10 octobre 1721, le Conseil Provincial de Bourbon se préoccupe de Mauritus qui est devenue l'île de France (île Maurice) le 20 septembre 1715, mais qui reste inoccupée, le Conseil prend donc la décision suivante le 10 octobre 1721 :

" ne voyant pas venir venir le bâtiment de la Compagnie qu'on attend depuis longtemps pour l'habiter, dans la crainte que quelque nation étrangère ne nous prévienne et ne s'en empare ..., le Conseil a jugé absolument nécessaire de faire incessamment construire aux frais de la Compagnie une barque de 24 à 25 tx. pour porter sur ladite Ile de France 12 ou 15 habitants, un aumônier et un chirurgien aux appointements de la Compagnie, comme aussi de nommer M. Duronguët, major de l'île Bourbon, pour gouverner celle de France, en attendant que la Compagnie y envoie une colonie ".

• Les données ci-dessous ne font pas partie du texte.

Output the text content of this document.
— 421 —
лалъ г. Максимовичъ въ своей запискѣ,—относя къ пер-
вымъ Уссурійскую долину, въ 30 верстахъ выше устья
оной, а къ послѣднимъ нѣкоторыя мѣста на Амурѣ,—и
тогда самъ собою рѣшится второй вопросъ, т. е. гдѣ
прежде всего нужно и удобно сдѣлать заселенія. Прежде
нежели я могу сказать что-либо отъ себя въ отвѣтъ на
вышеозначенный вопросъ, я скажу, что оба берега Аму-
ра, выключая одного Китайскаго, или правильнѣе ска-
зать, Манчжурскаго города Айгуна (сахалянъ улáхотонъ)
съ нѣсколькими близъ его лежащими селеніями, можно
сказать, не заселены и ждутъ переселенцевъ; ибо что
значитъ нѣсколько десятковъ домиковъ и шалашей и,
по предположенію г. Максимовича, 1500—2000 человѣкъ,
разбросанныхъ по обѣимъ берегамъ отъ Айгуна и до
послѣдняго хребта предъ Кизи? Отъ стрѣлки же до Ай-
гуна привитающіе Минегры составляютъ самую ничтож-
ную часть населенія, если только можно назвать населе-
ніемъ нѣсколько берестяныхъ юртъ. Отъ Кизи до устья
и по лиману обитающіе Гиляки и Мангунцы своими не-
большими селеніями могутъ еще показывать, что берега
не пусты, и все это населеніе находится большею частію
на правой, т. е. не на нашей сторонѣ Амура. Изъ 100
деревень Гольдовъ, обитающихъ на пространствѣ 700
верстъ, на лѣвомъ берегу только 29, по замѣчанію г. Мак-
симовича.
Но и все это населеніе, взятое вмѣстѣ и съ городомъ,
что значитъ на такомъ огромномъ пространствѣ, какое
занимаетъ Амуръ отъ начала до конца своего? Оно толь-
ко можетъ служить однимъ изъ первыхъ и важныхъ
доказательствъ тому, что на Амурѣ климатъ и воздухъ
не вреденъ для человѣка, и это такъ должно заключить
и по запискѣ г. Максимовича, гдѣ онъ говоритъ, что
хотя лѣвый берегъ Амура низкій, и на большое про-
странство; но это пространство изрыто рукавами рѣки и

Cette initiative coïncida avec les premières manifestations d'activité de la nouvelle Compagnie des Indes : les premiers vaisseaux qu'elle avait armés au début de 1720 pour Pondichéry avaient ordre, à leur retour, de relâcher à l'Île de France, où les Directeurs, dans leur dépêche du 24 février, annonçaient leur intention d'expédier en mars suivant deux bâtiments avec des troupes et des colons. Ce projet cependant ne fut pas exécuté en 1720, elle se contenta de charger le capitaine d'un vaisseau armé à Saint-Malo pour Moka, le Triton de renouveler, lors de son retour, la prise de possession de 1715. Ce bâtiment parvint à Maurice en septembre 1721 et son capitaine, Dufougeray Garnier, érigea sur l'île aux Tonneliers, à l'entrée du port Nord Ouest, une croix avec fleur de lis et inscription latine, puis, sur l'île même, un grand pavillon blanc et un poteau où était gravé, également en latin, la formule de prise de possession. Dix jours après, le Triton repartait pour Bourbon, où étaient enregistrés par le greffe de Saint-Paul les procès-verbaux des actes accomplis à l'Île de France. Cette seconde prise de possession n'affaiblissait en rien les raisons qui avaient décidé le Conseil de Bourbon, à envoyer quelques habitants à l'Île de France : la construction de la barque fut donc continuée, c'est par ce petit bâtiment que Beauvoillier de Courchant et Desforges-Boucher firent passer, les premiers colons de l'île de France avec Duronguët le Toullec, nommé gouverneur provisoire.